MinneDemo: ‘Woodstock for geeks’

Justin and I gave a demo at Barcamp MinneDemo last week. The projects were fantastic. We also got a writeup in the Pioneer Press. Here’s a copy of the original article:

Techies gather at a Minneapolis bar, hoping to dazzle one another with software ideas.
BY LESLIE BROOKS SUZUKAMO
Pioneer Press

With pints of beer in hand and a laptop computer tucked into a backpack, Paul Wenzel and Justin Heideman waited among a crowd of techies in a South Minneapolis bar for their turn to show off the new software they made.

“We call it a reactive video utility,” said Heideman, the tall, lanky one with frosted-tipped hair that looked like he combed it with a tornado.

“It reacts to live sound,” explained Wenzel, the shorter, bearded one with the nerdy-cool glasses. It makes video or animation move to music in a way that is more spontaneous than similar programs, he said.

“We hope,” he added with a nervous swallow.

Welcome to MinneDemo, the Twin Cities’ latest networking event for techies that’s a cross between “American Idol,” “Animal House” and a “Star Trek” convention.

Networking among local techies isn’t new. The Minnesota High Tech Association, NetSuds and The Collaborative all sponsor events that promote the state’s technology industries, which have a combined annual payroll of $8.4 billion, according to the high tech association.

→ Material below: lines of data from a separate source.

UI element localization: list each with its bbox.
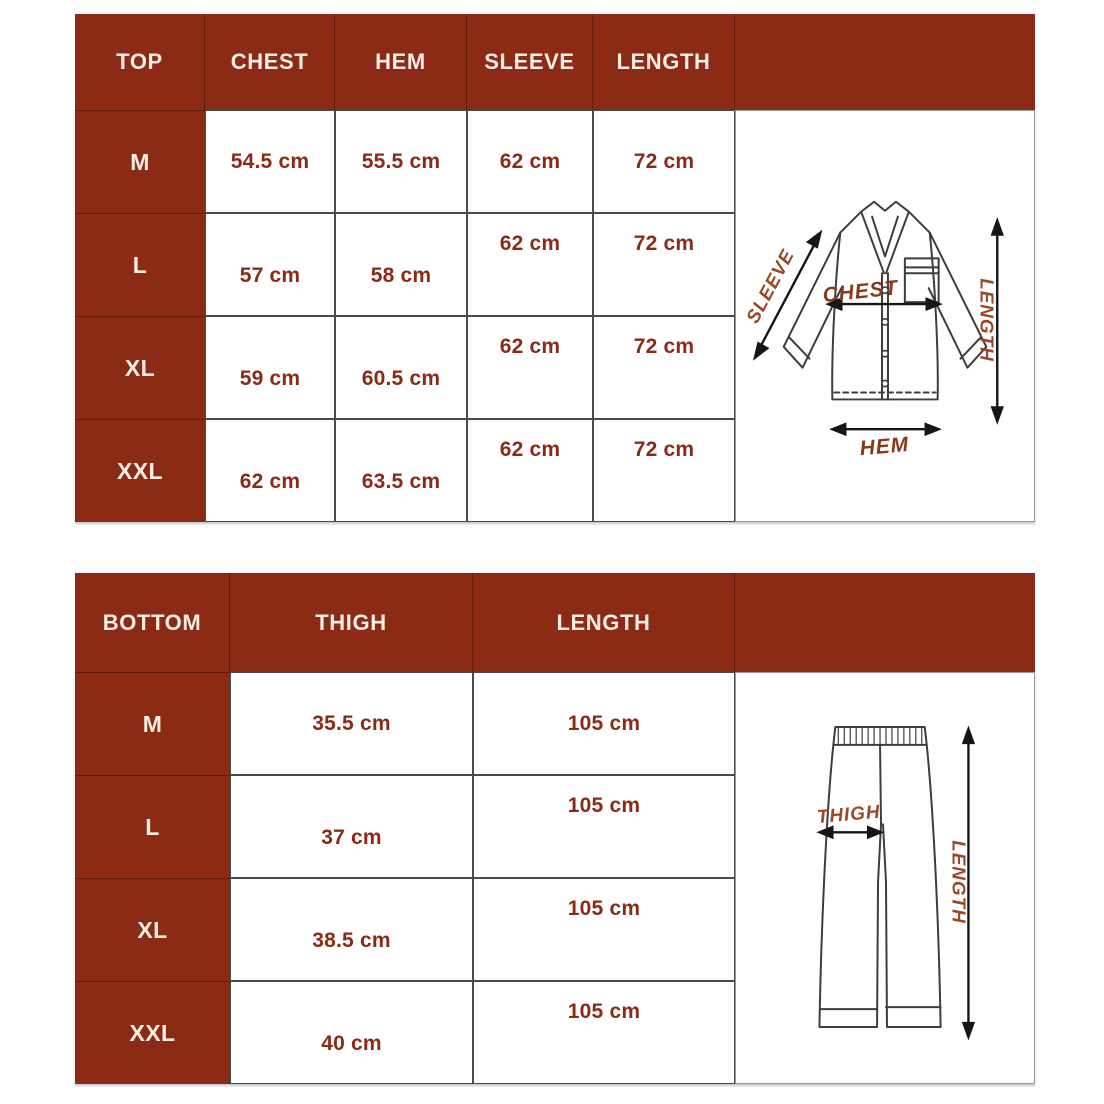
bottom-header-size xyxy=(75,573,230,672)
hem-diagram-label: HEM xyxy=(858,432,911,461)
value-label: 40 cm xyxy=(321,1031,382,1055)
bottom-table-body xyxy=(75,672,1035,1084)
top-m-length xyxy=(593,110,735,213)
shirt-button xyxy=(882,380,888,386)
top-header-size xyxy=(75,14,205,110)
value-label: 72 cm xyxy=(633,437,695,461)
value-label: 62 cm xyxy=(499,231,561,255)
size-label: L xyxy=(132,251,148,278)
bottom-l-length xyxy=(473,775,735,878)
bottom-header-length-label: LENGTH xyxy=(556,609,651,635)
chest-diagram-label: CHEST xyxy=(821,276,900,308)
bottom-xl-length xyxy=(473,878,735,981)
value-label: 105 cm xyxy=(567,896,641,920)
shirt-button xyxy=(882,351,888,357)
value-label: 105 cm xyxy=(567,793,641,817)
value-label: 63.5 cm xyxy=(361,469,441,493)
value-label: 62 cm xyxy=(499,149,561,173)
bottom-header-thigh xyxy=(230,573,473,672)
top-xxl-length xyxy=(593,419,735,522)
sleeve-diagram-label: SLEEVE xyxy=(741,245,799,327)
pants-diagram-cell xyxy=(735,672,1035,1084)
value-label: 62 cm xyxy=(239,469,301,493)
value-label: 37 cm xyxy=(321,825,382,849)
pants-line-art xyxy=(819,727,940,1027)
size-label: L xyxy=(145,813,160,840)
top-m-sleeve xyxy=(467,110,593,213)
top-header-chest-label: CHEST xyxy=(230,49,309,74)
value-label: 35.5 cm xyxy=(312,711,391,735)
top-size-cell-l xyxy=(75,213,205,316)
value-label: 57 cm xyxy=(239,263,301,287)
bottom-header-length xyxy=(473,573,735,672)
top-header-length xyxy=(593,14,735,110)
top-table-body xyxy=(75,110,1035,522)
value-label: 55.5 cm xyxy=(361,149,441,173)
value-label: 72 cm xyxy=(633,149,695,173)
value-label: 60.5 cm xyxy=(361,366,441,390)
top-m-chest xyxy=(205,110,335,213)
top-xl-hem xyxy=(335,316,467,419)
size-label: M xyxy=(130,148,150,175)
size-label: XXL xyxy=(117,457,163,484)
top-l-sleeve xyxy=(467,213,593,316)
top-xl-chest xyxy=(205,316,335,419)
top-header-sleeve-label: SLEEVE xyxy=(484,49,575,74)
thigh-diagram-label: THIGH xyxy=(816,800,882,828)
top-header-sleeve xyxy=(467,14,593,110)
shirt-button xyxy=(882,319,888,325)
top-xxl-hem xyxy=(335,419,467,522)
value-label: 62 cm xyxy=(499,437,561,461)
value-label: 72 cm xyxy=(633,334,695,358)
size-label: XL xyxy=(137,916,168,943)
value-label: 58 cm xyxy=(370,263,432,287)
top-size-cell-m xyxy=(75,110,205,213)
top-size-cell-xxl xyxy=(75,419,205,522)
pants-length-diagram-label: LENGTH xyxy=(948,840,970,924)
bottom-xxl-length xyxy=(473,981,735,1084)
top-header-diagram-spacer xyxy=(735,14,1035,110)
value-label: 105 cm xyxy=(567,711,641,735)
top-header-length-label: LENGTH xyxy=(616,49,711,74)
value-label: 105 cm xyxy=(567,999,641,1023)
bottom-size-cell-xxl xyxy=(75,981,230,1084)
bottom-table-header xyxy=(75,573,1035,672)
top-header-hem xyxy=(335,14,467,110)
top-xl-length xyxy=(593,316,735,419)
bottom-header-diagram-spacer xyxy=(735,573,1035,672)
bottom-header-thigh-label: THIGH xyxy=(315,609,387,635)
elastic-waistband-hatch xyxy=(838,728,921,744)
value-label: 72 cm xyxy=(633,231,695,255)
bottom-m-length xyxy=(473,672,735,775)
top-size-table xyxy=(75,14,1035,522)
shirt-diagram-cell xyxy=(735,110,1035,522)
value-label: 54.5 cm xyxy=(230,149,310,173)
value-label: 38.5 cm xyxy=(312,928,391,952)
bottom-xxl-thigh xyxy=(230,981,473,1084)
shirt-length-diagram-label: LENGTH xyxy=(976,278,998,362)
top-table-header xyxy=(75,14,1035,110)
top-header-chest xyxy=(205,14,335,110)
bottom-size-cell-m xyxy=(75,672,230,775)
value-label: 59 cm xyxy=(239,366,301,390)
bottom-size-cell-l xyxy=(75,775,230,878)
size-label: XL xyxy=(124,354,156,381)
top-xl-sleeve xyxy=(467,316,593,419)
bottom-size-cell-xl xyxy=(75,878,230,981)
top-l-chest xyxy=(205,213,335,316)
bottom-header-size-label: BOTTOM xyxy=(102,609,202,635)
bottom-size-table xyxy=(75,573,1035,1084)
value-label: 62 cm xyxy=(499,334,561,358)
size-label: XXL xyxy=(129,1019,176,1046)
top-xxl-sleeve xyxy=(467,419,593,522)
bottom-l-thigh xyxy=(230,775,473,878)
pajama-shirt-diagram xyxy=(736,111,1034,521)
bottom-xl-thigh xyxy=(230,878,473,981)
bottom-m-thigh xyxy=(230,672,473,775)
top-l-hem xyxy=(335,213,467,316)
pajama-pants-diagram xyxy=(736,673,1034,1083)
top-header-hem-label: HEM xyxy=(375,49,426,74)
top-l-length xyxy=(593,213,735,316)
top-m-hem xyxy=(335,110,467,213)
top-size-cell-xl xyxy=(75,316,205,419)
top-xxl-chest xyxy=(205,419,335,522)
top-header-size-label: TOP xyxy=(116,49,163,74)
size-label: M xyxy=(142,710,163,737)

But those events require polish and stiff entrance fees. MinneDemo is a reaction against that.

MinneDemo’s organizers — Luke Francl, Dan Grigsby and Ben Edwards — said their event grew out of a desire to create a network for software developers that was less focused on impressing financial backers and more “true to the technology,” according to Grigsby.

MinneDemo is a spinoff of similar events popping up across the country called BarCamps.

BarCamp — which gets its name from a programming inside joke — is a daylong “unconference” to help early-stage Web applications get off the ground.

Organized by ad hoc groups around the country, the rules are simple: no fees, minimal structure and self-organized workshops that require participation, not passive attendance. The software is usually open-source — meaning free of charge and shared. The products often are rough or unfinished. The spirit is communal.

“If you want to call it Woodstock for geeks, I wouldn’t object,” said Grigsby, who calls himself a “CEO-in-waiting.” The 33-year-old made his fortune in 1998 creating and selling a St. Paul e-commerce dot-com called Merchant Planet. Now he wants to start another company.

BarCamps have sprung up all across the country since last year, and Francl, Grigsby and Edwards organized the first Minnesota BarCamp last April. Since then, the trio threw two MinneDemos — shorter, after-work versions of BarCamp, and they’re planning a second Minnesota BarCamp for next April.

The latest MinneDemo was held earlier this week at the Acadia Cafe at Nicollet Avenue and Lake Street in Minneapolis. While the event is designed to showcase Web software, the demonstrations showed that some creations maybe haven’t had all the bugs worked out.

More than 175 people crowded into a backroom hung with beer signs and hollowed-out electric guitars stuffed with transistors. The crowd was overwhelmingly young and male, with a few graying ponytails and a scattering of turtlenecks and blazer-wearing lawyers and investors.

Heideman and Wenzel, the “reactive video” developers, nervously sipped their black-as-espresso pints of stouts as they watched others demonstrate software for database graphics, job search and music and video sharing. They had formed a company called Co-Op Media and put together their software in two weeks in their “office” — the Minneapolis Public Library reading room.

They tested the software at downtown music club First Avenue the previous weekend, but this was the real show — the one for their peers.

Finally, it was their turn.

After a couple false starts, their video of a bomb explosion began to pulse to the music, blowing up and down to the beat. The audience laughed appreciatively.

Someone asked if Wenzel and Heideman plan to make a killing selling their animations.

“Uh, we’re very poor capitalists,” Wenzel told the audience. “We do it for fun. If I were being paid for this, I wouldn’t be having fun. I would be too stressed out about the money thing.”

Dan Carr, founder of The Collaborative, welcomes BarCamp and its MinneDemo cousin, saying they would complement the region’s other networking groups.

The Collaborative, which has 700 member companies and holds 13 events yearly, is geared toward small, fast-growing companies looking for an investment boost. Since 1994, companies that have presented at The Collaborative have raised $2 billion, or half of the $3.9 billion in venture capital raised by the state’s tech companies during that period, Carr said.

BarCamp is for earlier-stage ventures. “What it says about Minnesota is that it’s vibrant enough to support this kind of thing,” he said, even if it doesn’t have the critical mass of Web-centric companies to ride the wave of money and hype generated by companies like Google and YouTube.

But the MinneDemo organizers believe their showcases can unleash the passion of local developers.

“You can’t buy a spot at MinneDemo,” Francl said. “You’ve got to earn it.”